Ce qu'il tente aujourd'hui d'élucider n'est point le retour d'un Ben Ali, mais concerne plutôt le danger du surgissement d'un régime capable, à partir de mouvements faibles mais unis autour d'une doctrine meurtrière et de dirigeants à la détermination inflexible, d'entraîner des millions de Tunisiens derrière le fantasme d'une société purifiée, vigilante à l'égard d'ennemis sans cesse renaissants, et animée par une idéologie apte à mobiliser les hommes et à faire taire leurs doutes quant à la validité morale de leurs actes.
Comment de tels mouvements peuvent-ils naître et s'imposer ? Pour Mohamed Sayah, c'est quand un pays se trouve dépourvu d'un projet politique clairement établi et d'une élite capable de produire du sens, l'Etat apparaît alors faible, trop friable par ses contradictions internes, et par là incapable de faire face aux besoins et à la demande de ses citoyens : le chômage de masse et l'inflation galopante, avec l'humiliation de la fracture sociale et la ségrégation territoriale; le refus massif de l'autorité et le désir d'en finir avec les détenteurs du pouvoir ; et plus généralement aujourd'hui, dans notre société, déchiré entre l'attachement à la tradition et l'attrait exercé par la modernité technologique et culturelle, le rêve d'un littéralisme qui promet de résorber ce gouffre dans une communauté soudée contre les ennemis qu'elle se désigne. Dès lors, le danger devient imminent.
La nécessité d'agir
Fort heureusement, la situation actuelle de la Tunisie n'en est pas encore là. Le pays reste relativement stable. Cependant, il est en proie à des divisions qui sont souvent dramatiques, et c'est sur ce point que semble encore manquer dans le débat public une voix comme celle de Mohamed Sayah pour nous rappeler la vertu de la Nation et la gravité des dangers qui la menacent. Cette guerre de légitimité opposant le peuple à son élite gouvernante est, pour lui, grandement préoccupante (voir ce que dit Machiavel de la force de la république romaine divisée entre la plèbe et les sénateurs). C'est là que pointe « l'incertain », lorsqu'à partir des conflits, de l'animosité ou des convictions d'avoir raison qu'ils engendrent, naissent des représentations de ce que serait la société juste, préfigurée par l'unanimité menacée par un élément inassimilable, ou par le mouvement impétueux que seule entrave la mauvaise volonté de quelques-uns ou d'une caste. Tout cela pouvait dégénérer en guerre civile. L'expérience des pays voisins le montre si bien.

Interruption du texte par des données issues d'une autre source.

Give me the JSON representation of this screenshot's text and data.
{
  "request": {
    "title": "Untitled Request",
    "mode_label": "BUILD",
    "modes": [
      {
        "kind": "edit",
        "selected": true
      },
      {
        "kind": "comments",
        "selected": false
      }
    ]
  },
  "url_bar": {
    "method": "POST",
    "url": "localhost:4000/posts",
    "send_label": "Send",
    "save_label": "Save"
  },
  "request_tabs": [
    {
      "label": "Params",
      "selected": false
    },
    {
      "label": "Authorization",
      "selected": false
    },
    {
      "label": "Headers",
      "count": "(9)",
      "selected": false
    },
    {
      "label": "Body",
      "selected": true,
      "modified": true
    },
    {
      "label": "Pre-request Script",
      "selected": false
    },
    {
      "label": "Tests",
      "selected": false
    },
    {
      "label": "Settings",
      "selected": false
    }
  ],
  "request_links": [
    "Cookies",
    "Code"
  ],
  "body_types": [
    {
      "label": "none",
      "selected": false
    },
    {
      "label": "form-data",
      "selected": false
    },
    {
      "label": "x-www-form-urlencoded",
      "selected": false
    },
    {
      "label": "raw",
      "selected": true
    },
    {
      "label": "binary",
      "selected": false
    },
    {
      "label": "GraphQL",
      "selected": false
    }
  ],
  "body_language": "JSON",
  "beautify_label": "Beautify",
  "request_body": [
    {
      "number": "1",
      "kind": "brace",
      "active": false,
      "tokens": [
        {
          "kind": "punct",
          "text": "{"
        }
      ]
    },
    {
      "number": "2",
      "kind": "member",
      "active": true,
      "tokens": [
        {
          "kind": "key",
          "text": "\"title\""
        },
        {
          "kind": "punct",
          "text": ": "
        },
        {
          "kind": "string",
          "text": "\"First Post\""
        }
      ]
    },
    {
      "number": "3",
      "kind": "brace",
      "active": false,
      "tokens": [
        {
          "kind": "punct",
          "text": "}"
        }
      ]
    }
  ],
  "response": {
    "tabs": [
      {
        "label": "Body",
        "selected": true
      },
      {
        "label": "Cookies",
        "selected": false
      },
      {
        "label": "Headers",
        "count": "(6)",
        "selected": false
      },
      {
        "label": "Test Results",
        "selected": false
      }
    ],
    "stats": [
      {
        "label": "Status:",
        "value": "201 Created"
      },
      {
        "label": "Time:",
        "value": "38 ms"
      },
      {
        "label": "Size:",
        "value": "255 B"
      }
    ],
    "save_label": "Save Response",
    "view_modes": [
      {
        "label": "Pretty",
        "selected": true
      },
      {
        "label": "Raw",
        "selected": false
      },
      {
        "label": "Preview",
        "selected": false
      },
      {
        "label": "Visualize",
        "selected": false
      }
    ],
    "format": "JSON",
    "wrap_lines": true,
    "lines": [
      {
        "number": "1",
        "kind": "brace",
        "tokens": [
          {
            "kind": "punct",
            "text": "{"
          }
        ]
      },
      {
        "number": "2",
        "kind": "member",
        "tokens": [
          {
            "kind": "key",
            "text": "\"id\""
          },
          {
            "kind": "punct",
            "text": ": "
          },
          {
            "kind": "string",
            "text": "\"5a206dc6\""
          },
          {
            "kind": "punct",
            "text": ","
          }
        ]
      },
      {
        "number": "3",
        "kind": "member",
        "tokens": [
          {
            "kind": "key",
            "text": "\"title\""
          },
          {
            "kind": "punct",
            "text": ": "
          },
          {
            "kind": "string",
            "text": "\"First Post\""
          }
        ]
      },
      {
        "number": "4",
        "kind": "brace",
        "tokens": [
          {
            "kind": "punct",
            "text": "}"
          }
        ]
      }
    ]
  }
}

Certes, on peut voir là des phénomènes superficiels qui n'empêchent pas la société de continuer à fonctionner, dans une harmonie plus ou moins acceptable. Pourtant, depuis la révolution, se manifeste une violence qui se dit « légitime », et qui est considérée comme telle, et approuvée par nombre de ceux qui expriment leurs opinions, que ce soit dans la rue, sur des tribunes, ou sur les réseaux sociaux. Le risque n'est pas de les voir conquérir une majorité dans des scrutins divers, mais qu'ils installent définitivement par la terreur leur dictature.
Eh bien ! il est temps, selon Si Mohamed, de secouer la peur de déjouer ces manœuvres, de contre-attaquer avec des hommes conscients de leur responsabilité et surtout conscients du destin de notre pays.